Databricks

bhawik21 · ‎02-11-2022

I have used mlflow and got my model served through REST API. It work fine when all model features are provided. But my use case is that only a single feature (the primary key) will be provided by the consumer application, and my code has to lookup the other features from a database based on that key and then use the model.predict to return the prediction. I tried researching but understood that the REST endpoints will simply invoke the model.predict function. How can I make it invoke a data massaging function before predicting?

-werners- · ‎02-11-2022

you want a machine learning pipeline, part of so called MLOps.

You can find a lot online, like here f.e.

View solution in original post

-werners- · ‎02-11-2022

you want a machine learning pipeline, part of so called MLOps.

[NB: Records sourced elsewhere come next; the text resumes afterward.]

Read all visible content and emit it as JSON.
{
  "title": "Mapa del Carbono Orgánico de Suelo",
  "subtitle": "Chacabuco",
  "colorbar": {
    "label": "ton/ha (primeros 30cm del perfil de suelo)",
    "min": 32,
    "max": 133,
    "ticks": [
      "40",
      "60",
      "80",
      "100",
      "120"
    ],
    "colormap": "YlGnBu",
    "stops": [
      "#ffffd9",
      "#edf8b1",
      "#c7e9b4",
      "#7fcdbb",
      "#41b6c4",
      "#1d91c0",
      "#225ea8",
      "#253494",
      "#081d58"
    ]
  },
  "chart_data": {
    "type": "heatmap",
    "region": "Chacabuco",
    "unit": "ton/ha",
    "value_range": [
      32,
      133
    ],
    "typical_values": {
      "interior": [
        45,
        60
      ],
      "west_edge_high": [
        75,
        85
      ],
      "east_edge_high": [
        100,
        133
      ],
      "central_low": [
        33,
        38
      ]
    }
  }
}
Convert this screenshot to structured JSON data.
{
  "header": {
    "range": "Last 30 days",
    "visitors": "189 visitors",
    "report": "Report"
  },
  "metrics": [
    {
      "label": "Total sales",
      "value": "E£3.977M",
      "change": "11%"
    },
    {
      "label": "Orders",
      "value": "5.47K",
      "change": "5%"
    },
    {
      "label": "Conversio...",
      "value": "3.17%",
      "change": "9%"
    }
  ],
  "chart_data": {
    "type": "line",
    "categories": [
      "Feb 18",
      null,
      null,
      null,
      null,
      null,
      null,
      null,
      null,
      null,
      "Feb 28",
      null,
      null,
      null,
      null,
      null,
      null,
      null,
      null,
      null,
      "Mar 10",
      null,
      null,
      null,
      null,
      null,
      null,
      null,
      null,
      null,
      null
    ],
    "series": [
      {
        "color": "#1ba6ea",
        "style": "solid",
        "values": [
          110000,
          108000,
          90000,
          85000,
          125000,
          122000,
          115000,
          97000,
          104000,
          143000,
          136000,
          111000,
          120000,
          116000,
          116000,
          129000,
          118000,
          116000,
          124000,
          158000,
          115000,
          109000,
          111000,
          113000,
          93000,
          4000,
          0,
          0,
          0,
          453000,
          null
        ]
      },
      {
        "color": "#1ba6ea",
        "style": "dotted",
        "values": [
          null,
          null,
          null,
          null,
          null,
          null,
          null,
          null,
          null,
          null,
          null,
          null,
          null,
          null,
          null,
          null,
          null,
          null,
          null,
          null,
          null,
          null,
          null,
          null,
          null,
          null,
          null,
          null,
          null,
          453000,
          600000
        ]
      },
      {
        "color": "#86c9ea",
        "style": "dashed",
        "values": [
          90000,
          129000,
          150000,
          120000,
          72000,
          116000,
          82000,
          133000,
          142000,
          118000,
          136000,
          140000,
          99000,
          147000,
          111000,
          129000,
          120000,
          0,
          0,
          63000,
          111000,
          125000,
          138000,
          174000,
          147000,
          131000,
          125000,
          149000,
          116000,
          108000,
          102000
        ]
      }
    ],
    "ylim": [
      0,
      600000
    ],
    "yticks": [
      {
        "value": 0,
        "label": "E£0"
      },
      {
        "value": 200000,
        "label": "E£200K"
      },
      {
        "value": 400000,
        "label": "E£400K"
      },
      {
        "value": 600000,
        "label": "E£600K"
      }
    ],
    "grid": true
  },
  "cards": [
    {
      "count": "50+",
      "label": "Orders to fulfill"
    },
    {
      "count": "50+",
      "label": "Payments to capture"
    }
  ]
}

You can find a lot online, like here f.e.

bhawik21 · ‎06-23-2022

Thanks @Werner Stinckens , while pipeline can condense data prep into an abstraction, the usecase in question was about invocation of a data massaging function within the model's predict function.

Now that I solved it, I like to share with the community. I went about designing the solution by wrapping the model's predict function with a wrapper class's predict method. Since this is non-standard model, I used the pyfunc flavor to log the model in mlflow. By specifying the conda environment, the model hosting cluster can install those libraries and this then runs our custom model.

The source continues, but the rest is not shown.